(M1430-03-13) Investigation of Factors Influencing Drug Release from Controlled Release Hydrophilic Matrix Formulation using Central Composite Design of Experiments

Purpose: In hydrophilic polymeric matrix systems, drug is homogeneously dispersed in a rate-controlling polymer. There are several factors that affect drug release from these matrices, and knowledge about these factors and their influence is crucial for development of optimal formulation. When these matrices are placed in a dissolution medium, polymer hydrates and forms a gel diffusion layer which controls the release kinetics. Factors that influence formation and thickness of the diffusion layer determine rate of drug release. The type of polymer and its concentration determine the rate of water uptake, erosion of polymer, and thus formation of diffusional gel layer. The compression pressure is a critical process parameter affecting drug release. It governs number of pores matrix has for eluting fluid to penetrate and interact with polymer to form gel layer around matrix. Changing the geometry of the matrix tablets changes the surface area available for interaction with dissolution medium. In this study, an attempt was made to understand the factors, i.e. tablet geometry, the ratio of rate-controlling polymer in the matrix, and compression pressure, which influence the drug release from matrix system and optimize them using a central composite design.

Methods: In present study, a central composite design was used to study the effect of independent factors on dependent factors (responses). The experimental design consisted of three independent factors, viz. non-ionic:ionic polymer ratio (X₁), compression pressure (X₂), and tablet geometry (X₃). These factors were studied at three levels, i.e. low, medium and high (-1, 0, +1). Tablet geometry was considered a categorical factor. Matrix tablets of cylindrical, round and capsule shapes were used in the study. The levels of independent factors for experimental designs were determined from initial screening experiments. Percent swelling, percent erosion, gel diffusion layer thickness, and drug release after 1, 6 and 12 hours were selected as dependent factors. Verapamil hydrochloride was selected as a model drug based on its high solubility in water. Tablets were prepared by direct compression of drug and polymer mixture in a 1:3 ratio. HPMC K4M and Eudragit^® RSPO were selected as matrix-forming polymers. In order to record responses, dissolution, water uptake and erosion studies were conducted in dissolution media representing the physiological pH of the gastrointestinal tract (1.2, 6.8 and 7.4) for 12 hours.

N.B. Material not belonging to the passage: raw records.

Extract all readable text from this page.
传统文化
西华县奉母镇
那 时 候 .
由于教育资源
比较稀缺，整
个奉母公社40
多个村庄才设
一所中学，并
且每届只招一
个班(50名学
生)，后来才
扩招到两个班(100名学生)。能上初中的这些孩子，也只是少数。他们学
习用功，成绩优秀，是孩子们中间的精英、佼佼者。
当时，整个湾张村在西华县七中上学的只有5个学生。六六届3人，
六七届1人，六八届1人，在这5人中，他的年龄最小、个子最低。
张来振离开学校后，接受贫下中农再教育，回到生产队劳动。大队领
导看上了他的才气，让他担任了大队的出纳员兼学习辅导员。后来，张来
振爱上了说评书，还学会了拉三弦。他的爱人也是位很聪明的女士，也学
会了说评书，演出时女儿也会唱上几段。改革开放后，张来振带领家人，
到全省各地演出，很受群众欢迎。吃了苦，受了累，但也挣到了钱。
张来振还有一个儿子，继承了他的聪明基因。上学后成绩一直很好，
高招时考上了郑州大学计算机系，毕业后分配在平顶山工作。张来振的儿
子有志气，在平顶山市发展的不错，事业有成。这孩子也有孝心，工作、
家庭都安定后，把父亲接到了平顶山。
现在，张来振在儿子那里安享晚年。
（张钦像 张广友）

Results: The statistical relationship between independent and dependent variables was established using Design-Expert^® statistical software. In this study, the % swelling of polymeric matrices was directly dependent on the compression pressure. With an increase in the compression pressure, the contact area between particles increased resulting in decreased porosity of matrix that obstructed solvent entry. With an increase in swelling, there was an increase in gel layer thickness around the matrix. Upon incorporation of Eudragit^® RSPO with HPMC, there was an increase in the erosion rate of polymer matrix with an increase in the ratio of Eudragit^® RSPO. This could be due to hydrogen bonding between the two polymers that altered the swelling and erosion of the polymer matrix. The effect of tablet geometry on swelling was due to the surface area of the matrix that encountered the dissolution medium. The capsule-shaped tablets had the smallest surface area and surface area/volume ratio followed by cylindrical and round tablets. Initially, regardless of tablet shape, the dissolution medium penetrates at the same rate. Polymer hydration leads to polymer relaxation and molecular rearrangement occurs and the formation of a gel layer takes place. For the first hour of dissolution, drug release was similar for all three shapes. The formation of the gel layer obstructed further infiltration of the dissolution medium to a deeper layer of tablet matrix and limited the subsequent release of the dissolved drug. Hence, the thickness of the gel layer was almost the same for different geometries, but the glassy core of tablets wasn’t identical. This glassy core needed to be hydrated for drug release and controlled the drug release. It was observed that after initial release, subsequent drug release was dependent on the surface area of the glassy core of the tablet that was influenced by tablet geometry. The round tablet shape with the largest surface area showed the highest drug release after 12 hours.

Conclusion: Experimental design was helpful in studying different factors affecting matrix hydration, erosion, gel layer formation, and ultimately drug release from hydrophilic polymer matrices. Major factors affecting drug release from hydrophilic matrix tablets are polymer type, process parameter, viz. compression pressure and tablet geometry. For a water-soluble drug, the release is dependent on the diffusion rate of the drug through the gel layer (diffusion layer) formed around matrix tablet because of water penetration. Drug release is also affected by tablet geometry which affects the surface area available for water penetration and drug release. Modulation of matrix shape alters the effective surface area and can be used as an approach to achieve the desired release rate.